It's tax day so a more admin work and filing, and shredding of old things. I keep my records in seven boxes, one per year. I also keep a few special things as mementos in these, so after seven years can see them again and determine if these need keeping for longer or consigning to history. Some touching moments and letters were in today's seven-year old treasure trove from my whirlwind romance, a high that was crushed all too harshly, all too suddenly.
Echoes of this remain in Nightfood, like the snowy scene in 'Dreams of You', but only for dramatic rather than cathartic effect.
I found a bug in Prometheus again, this this one that's quite important and older than seven years! When tracks are silent for a certain time, normally one second, they shut off, to stop the time consuming and pointless job of processing silence. The tracks switch on again when a note is played. But, today I changed the definition of silence from 'left*left+right*right<threshold' to checking each channel individually instead, because the threshold number is tiny, and I thought it would be nice to adjust it manually. It turned out that the whole system never worked, tracks were never shut off, which explains why the 7:30 song of Nightfood, with 22 tracks, took 13 minutes to render. Not too bad, I thought, but I did notice it was very slow at a time when only one track was playing, when it should have been very fast there.

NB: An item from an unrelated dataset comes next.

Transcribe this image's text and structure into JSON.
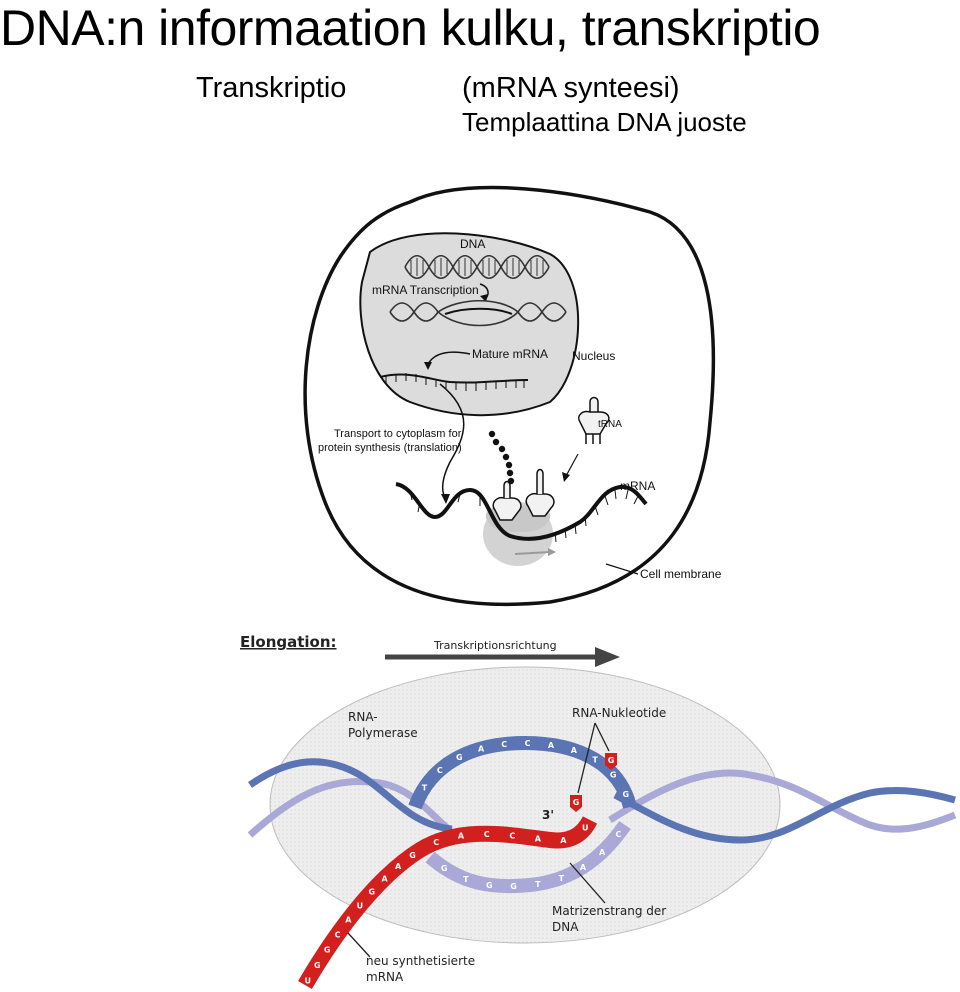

Today, it all worked and now the track renders in under 4 minutes. It all plays much faster too. Not only this, but playing notes did not wake up these sleeping tracks, and now they do. This has been a bug for at least 10 years.
After the time consuming admin and filing, I started to tweak the music and adjusted most of the tracks a little. Nightfood, at one point, had very compressed and band-compressed vocals (that is, one narrow frequency band was compressed, not all of it, this is actually far more useful and interesting to listen to). I applied the compression after the reverb and delays deliberately which had the effect of making the reverb tail really loud, like a reverse-reverb that grew at the end the of words. It sounded rather good. And then, today, in the final mix, I switched all of that fancy stuff off and, after running down this path of oddness, the plain vocals sounded better. I think I simply prefer a sort of pre-80s sound. The 90s distorted and compressed everything, to tear apart the too-clean synths and too-clean fake drums and too-clean sequences, but my sounds are programmed to sound more organic anyway. The Alan Parsons Project sound is too clean for me, but E.L.O. is okay, and Genesis' Trick of the Tail (an album notably cleaner in tone than their Peter Gabriel era albums).
All of those are far more rough than the super-compressed loudness-war cacophony that is contemporary pop. The important thing is the dynamism and feeling: drama and emotional power can be measured in contrasts.
Well, Nightfood is a strange song on a strange album, which I like. It's taken about two months, a short time compared to my recent albums, but feels like a technical and artistic leap above The Myth of Sisyphus already. I must strive to continue this.
I've worked on some artwork today. Here are some ideas so far. Both of these do seem to reflect the feeling of each respective 'sonata'.
I'm unsure about the main cover. This original idea doesn't seem to match either of the above, but it is an eye catching image...
I think I'd prefer something that is a mix of both. Between this, I'll think of future projects.